= Certification and Accreditation =

Formal implementation process

Certification and accreditation (C&A or CnA) is a process for implementing any formal process. It is a systematic procedure for evaluating, describing, testing, and authorizing systems or activities prior to or after a system is in operation. The process is used extensively across the world.

== Definitions ==

Certification is a comprehensive evaluation of a process, system, product, event, or skill, typically measured against some existing norm or standard. Industry and/or trade associations will often create certification programs to test and evaluate the skills of those performing services within the interest area of that association. Testing laboratories may also certify that certain products meet pre-established standards, or governmental agencies may certify that a company is meeting existing regulations (e.g., emission limits).
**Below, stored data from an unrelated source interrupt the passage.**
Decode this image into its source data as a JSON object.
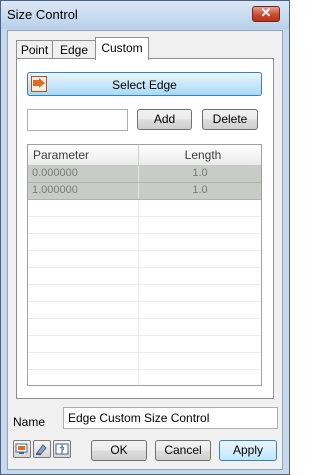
{
  "window": {
    "title": "Size Control"
  },
  "tabs": [
    {
      "label": "Point"
    },
    {
      "label": "Edge"
    },
    {
      "label": "Custom"
    }
  ],
  "custom": {
    "select_edge_label": "Select Edge",
    "parameter_input_value": "",
    "add_label": "Add",
    "delete_label": "Delete",
    "grid": {
      "columns": [
        "Parameter",
        "Length"
      ],
      "rows": [
        {
          "parameter": "0.000000",
          "length": "1.0"
        },
        {
          "parameter": "1.000000",
          "length": "1.0"
        }
      ]
    }
  },
  "name": {
    "label": "Name",
    "value": "Edge Custom Size Control"
  },
  "buttons": {
    "ok": "OK",
    "cancel": "Cancel",
    "apply": "Apply"
  },
  "colors": {
    "title_bar": "#c7d8ec",
    "close_button": "#c84a30",
    "grid_row": "#c9cbc9",
    "accent": "#3c7fb1"
  }
}
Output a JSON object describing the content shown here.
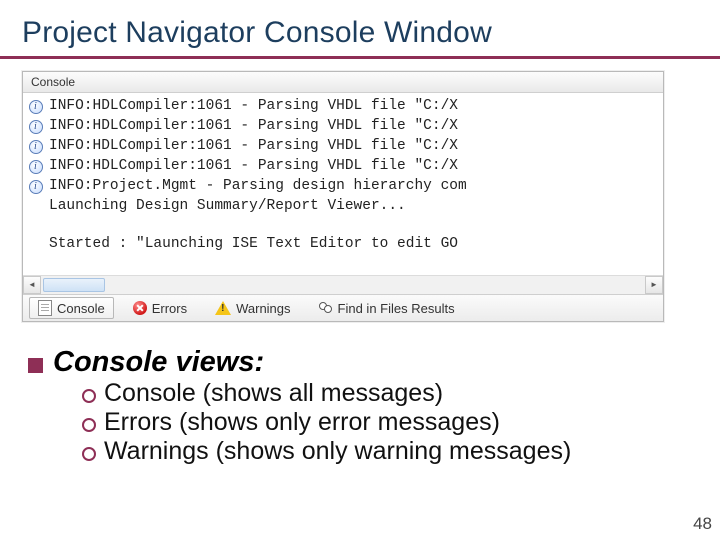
{
  "title": "Project Navigator Console Window",
  "console": {
    "panel_label": "Console",
    "info_lines": [
      "INFO:HDLCompiler:1061 - Parsing VHDL file \"C:/X",
      "INFO:HDLCompiler:1061 - Parsing VHDL file \"C:/X",
      "INFO:HDLCompiler:1061 - Parsing VHDL file \"C:/X",
      "INFO:HDLCompiler:1061 - Parsing VHDL file \"C:/X",
      "INFO:Project.Mgmt - Parsing design hierarchy com"
    ],
    "plain_lines": [
      "Launching Design Summary/Report Viewer...",
      "",
      "Started : \"Launching ISE Text Editor to edit GO"
    ],
    "tabs": {
      "console": "Console",
      "errors": "Errors",
      "warnings": "Warnings",
      "find": "Find in Files Results"
    }
  },
  "bullets": {
    "heading": "Console views:",
    "items": [
      "Console (shows all messages)",
      "Errors (shows only error messages)",
      "Warnings (shows only warning messages)"
    ]
  },
  "page_number": "48"
}
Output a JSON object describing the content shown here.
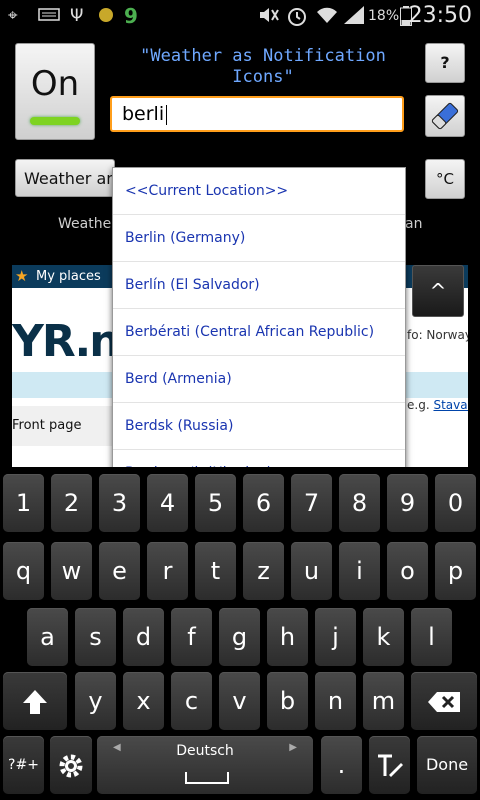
{
  "status_bar": {
    "time": "23:50",
    "battery": "18%",
    "icons": [
      "gps-icon",
      "keyboard-icon",
      "usb-icon",
      "dot-icon",
      "g-icon",
      "mute-icon",
      "alarm-icon",
      "wifi-icon",
      "signal-icon",
      "battery-icon"
    ],
    "g_glyph": "9",
    "dot_color": "#c8a82a",
    "g_color": "#4caf50"
  },
  "app": {
    "on_button": "On",
    "title": "\"Weather as Notification Icons\"",
    "help_button": "?",
    "search": {
      "value": "berli"
    },
    "weather_select": "Weather an",
    "unit_button": "°C",
    "weather_from_left": "Weathe",
    "weather_from_right": "an",
    "up_button": "^"
  },
  "webview": {
    "my_places": "My places",
    "logo": "YR.n",
    "right_text_1": "fo: Norway a",
    "right_text_2_prefix": "e.g.",
    "right_text_2_link": "Stavang",
    "front_page": "Front page"
  },
  "dropdown": {
    "items": [
      "<<Current Location>>",
      "Berlin (Germany)",
      "Berlín (El Salvador)",
      "Berbérati (Central African Republic)",
      "Berd (Armenia)",
      "Berdsk (Russia)",
      "Berdyans'k (Ukraine)"
    ]
  },
  "keyboard": {
    "row1": [
      "1",
      "2",
      "3",
      "4",
      "5",
      "6",
      "7",
      "8",
      "9",
      "0"
    ],
    "row2": [
      "q",
      "w",
      "e",
      "r",
      "t",
      "z",
      "u",
      "i",
      "o",
      "p"
    ],
    "row3": [
      "a",
      "s",
      "d",
      "f",
      "g",
      "h",
      "j",
      "k",
      "l"
    ],
    "row4": [
      "y",
      "x",
      "c",
      "v",
      "b",
      "n",
      "m"
    ],
    "symbols_key": "?#+",
    "space_label": "Deutsch",
    "period_key": ".",
    "done_key": "Done"
  },
  "colors": {
    "title_blue": "#6fa8ff",
    "input_border": "#ff9e1b",
    "link_blue": "#1a35b0",
    "on_led": "#7ed321"
  }
}
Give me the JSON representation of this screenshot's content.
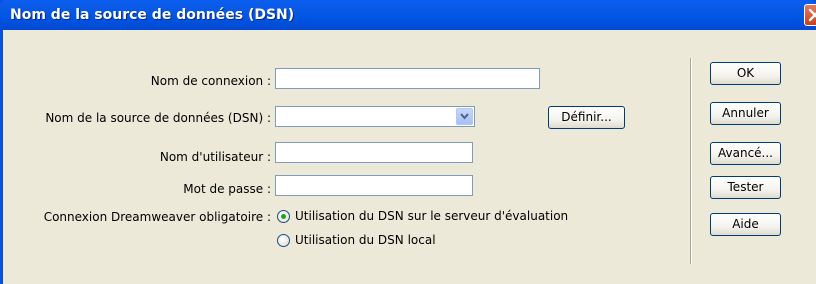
{
  "dialog": {
    "title": "Nom de la source de données (DSN)",
    "close_icon": "close-icon"
  },
  "form": {
    "connection_name_label": "Nom de connexion :",
    "connection_name_value": "",
    "dsn_label": "Nom de la source de données (DSN) :",
    "dsn_value": "",
    "define_button": "Définir...",
    "username_label": "Nom d'utilisateur :",
    "username_value": "",
    "password_label": "Mot de passe :",
    "password_value": "",
    "dw_connection_label": "Connexion Dreamweaver obligatoire :",
    "radio_options": [
      {
        "label": "Utilisation du DSN sur le serveur d'évaluation",
        "selected": true
      },
      {
        "label": "Utilisation du DSN local",
        "selected": false
      }
    ]
  },
  "buttons": {
    "ok": "OK",
    "cancel": "Annuler",
    "advanced": "Avancé...",
    "test": "Tester",
    "help": "Aide"
  },
  "colors": {
    "titlebar": "#0055e3",
    "client": "#ece9d8",
    "radio_selected": "#21a121",
    "close": "#c9401c"
  }
}
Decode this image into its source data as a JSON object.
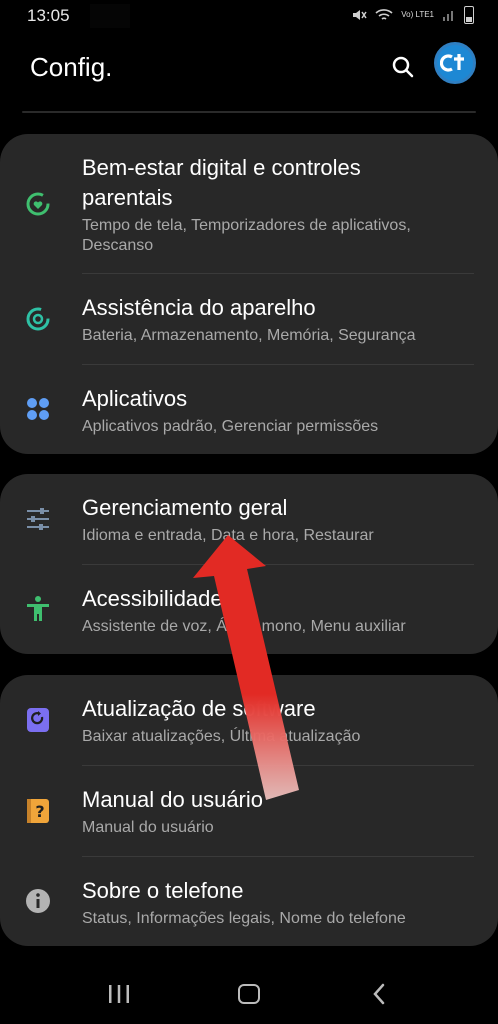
{
  "status_bar": {
    "time": "13:05",
    "network": "Vo) LTE1"
  },
  "header": {
    "title": "Config."
  },
  "cards": [
    {
      "rows": [
        {
          "title_line1": "Bem-estar digital e controles",
          "title_line2": "parentais",
          "subtitle_line1": "Tempo de tela, Temporizadores de aplicativos,",
          "subtitle_line2": "Descanso",
          "icon": "digital-wellbeing-icon",
          "icon_color": "#3fbf6f"
        },
        {
          "title": "Assistência do aparelho",
          "subtitle": "Bateria, Armazenamento, Memória, Segurança",
          "icon": "device-care-icon",
          "icon_color": "#2ec1a5"
        },
        {
          "title": "Aplicativos",
          "subtitle": "Aplicativos padrão, Gerenciar permissões",
          "icon": "apps-icon",
          "icon_color": "#5f9ef5"
        }
      ]
    },
    {
      "rows": [
        {
          "title": "Gerenciamento geral",
          "subtitle": "Idioma e entrada, Data e hora, Restaurar",
          "icon": "sliders-icon",
          "icon_color": "#7a8fa8"
        },
        {
          "title": "Acessibilidade",
          "subtitle": "Assistente de voz, Áudio mono, Menu auxiliar",
          "icon": "accessibility-icon",
          "icon_color": "#3fbf6f"
        }
      ]
    },
    {
      "rows": [
        {
          "title": "Atualização de software",
          "subtitle": "Baixar atualizações, Última atualização",
          "icon": "software-update-icon",
          "icon_color": "#7b6ff0"
        },
        {
          "title": "Manual do usuário",
          "subtitle": "Manual do usuário",
          "icon": "user-manual-icon",
          "icon_color": "#f0a53a"
        },
        {
          "title": "Sobre o telefone",
          "subtitle": "Status, Informações legais, Nome do telefone",
          "icon": "info-icon",
          "icon_color": "#b3b3b3"
        }
      ]
    }
  ],
  "annotation": {
    "color": "#e22a24"
  }
}
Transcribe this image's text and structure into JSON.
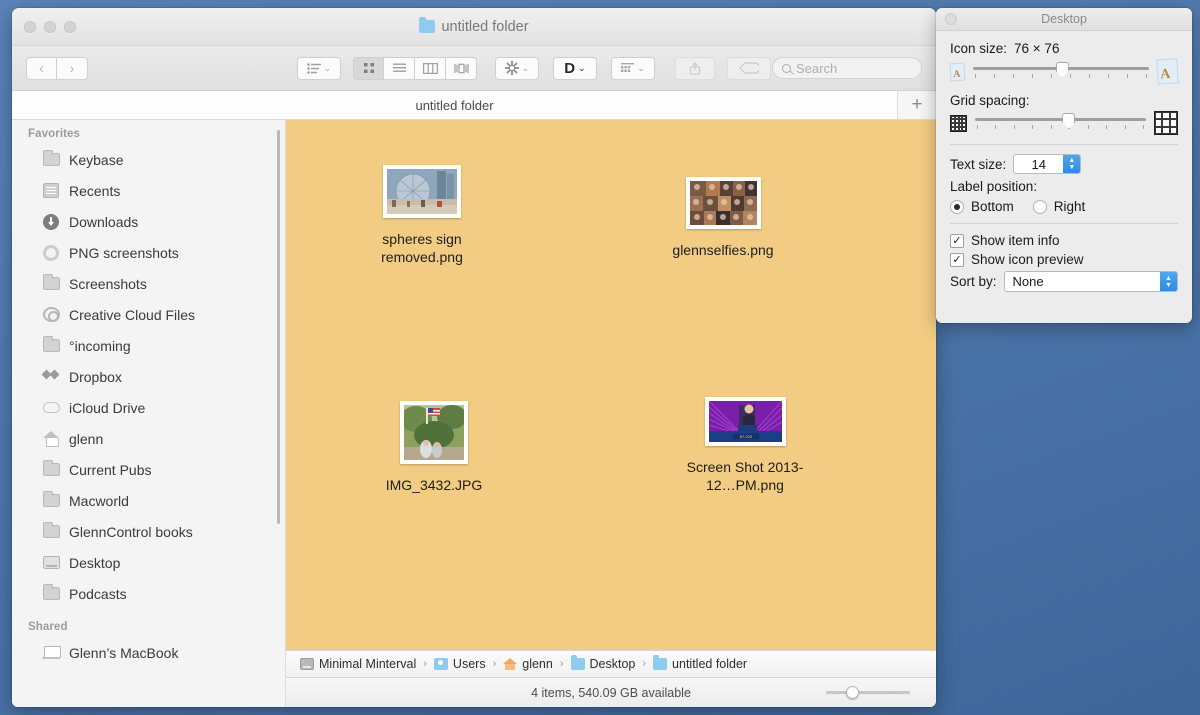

Accreditation is the formal declaration by a neutral third party that the certification program is administered in a way that meets the relevant norms or standards of certification program (e.g., ISO/IEC 17024).

== National bodies ==
Many nations have established specific bodies.

=== United Kingdom ===
In the United Kingdom, for example, an organization known as United Kingdom Accreditation Service (UKAS) has been established as the nation's official accreditation body. Most European nations have similar organizations established to provide accreditation services within their borders.

=== United States ===
There is no such "approved" accreditation body within the United States, however. As a result, over the years multiple accreditation bodies have become established to address the accreditation needs of specific industries or market segments. Some of these accreditation services are for profit entities, however the majority are not-for-profit bodies that provide accreditation services as part of their mission.

== Information security ==
Certification and accreditation is a two-step process that ensures security of information systems. Certification is the process of evaluating, testing, and examining security controls that have been pre-determined based on the data type in an information system. The evaluation compares the current systems' security posture with specific standards. The certification process ensures that security weaknesses are identified and plans for mitigation strategies are in place. On the other hand, accreditation is the process of accepting the residual risks associated with the continued operation of a system and granting approval to operate for a specified period of time.

In IT governance, the primary reason why certification and accreditation (C&A) process is being performed on critical systems is to ensure that the security compliance has been technically evaluated. Certified and accredited systems are systems that have had their security compliance technically evaluated for optimal performance in a specific environment and configuration. These certified systems are hereby evaluated to run in a specific working environment.